Godly Seed: American Evangelicals Confront Birth Control, 1873-1973 by Allan C Carlson
My rating: 4 of 5 stars
This is my first Carlson book, though I have read many of his articles. Carlson plots the change in the evangelical view of birth control from 1873 and the Comstock laws to 1973 and Roe v. Wade. It is a very dense book, with a lot of end notes. I would love to see an expansion of some of the themes. Also Carlson does not give any real clear answers as to what we should do. Yet it is clear he thinks we have gone astray on this issue. Several things stood out to me.
First, this is a very short amount of time for such a dramatic change in Christian views of sexuality.
Second, Christianity Today played a substantial role in making birth control acceptable among evangelical Christians.
Third, soft eugenics and postmillenialism played a large part in the acceptance of birth control between 1915 and WWII. After that the key factor for evangelicals was the population explosion. Billy Graham, as well as many other Christians, used the coming population explosion as sufficient proof that we need to use birth control.
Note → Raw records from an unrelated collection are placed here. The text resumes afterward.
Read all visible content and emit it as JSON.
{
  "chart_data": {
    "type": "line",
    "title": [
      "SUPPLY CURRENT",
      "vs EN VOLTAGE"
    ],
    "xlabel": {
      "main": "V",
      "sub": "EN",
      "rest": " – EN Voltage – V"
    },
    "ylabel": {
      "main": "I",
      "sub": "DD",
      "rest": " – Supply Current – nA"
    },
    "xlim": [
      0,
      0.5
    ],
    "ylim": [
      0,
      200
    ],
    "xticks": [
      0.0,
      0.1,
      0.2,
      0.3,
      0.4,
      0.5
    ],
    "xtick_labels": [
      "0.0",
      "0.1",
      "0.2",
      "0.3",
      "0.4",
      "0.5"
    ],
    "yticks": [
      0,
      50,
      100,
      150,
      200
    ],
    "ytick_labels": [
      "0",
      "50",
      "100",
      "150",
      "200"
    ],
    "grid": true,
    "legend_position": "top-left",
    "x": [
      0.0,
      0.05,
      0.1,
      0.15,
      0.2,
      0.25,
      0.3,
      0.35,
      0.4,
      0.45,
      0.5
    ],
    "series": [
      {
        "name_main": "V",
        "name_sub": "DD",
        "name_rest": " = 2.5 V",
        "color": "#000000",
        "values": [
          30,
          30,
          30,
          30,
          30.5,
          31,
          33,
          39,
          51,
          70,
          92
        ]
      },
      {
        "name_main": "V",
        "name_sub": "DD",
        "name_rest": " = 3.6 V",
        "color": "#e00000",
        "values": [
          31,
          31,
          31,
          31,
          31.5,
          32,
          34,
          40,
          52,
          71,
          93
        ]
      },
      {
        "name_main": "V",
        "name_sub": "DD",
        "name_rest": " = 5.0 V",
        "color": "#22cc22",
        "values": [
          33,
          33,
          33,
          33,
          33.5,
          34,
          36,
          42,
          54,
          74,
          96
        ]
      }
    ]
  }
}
Fourth, prior to 1973 abortion and birth control were linked by evangelicals. Their acceptance of birth control led to many leaders also considering if not outright supporting abortion. After Roe v. Wade views on abortion were revisited and modified. However, the birth control issue was not.
Fifth, the elevation of companionship as the primary reason for marriage was a key component in getting evangelicals to accept birth control.
Finally, Margaret Sanger and later Christianity Today used the Roman Catholic-Protestant divide to get Protestants to accept birth control.
I found the book very fascinating with a lot of excellent detail. For example, Carlson got access to boxes of notes, etc. at Christianity Today that have not been published. He also does a good job in showing the shifts in mindset that resulted in certain practical outcomes. I am looking forward to doing more reading on the subject, but this was a good start.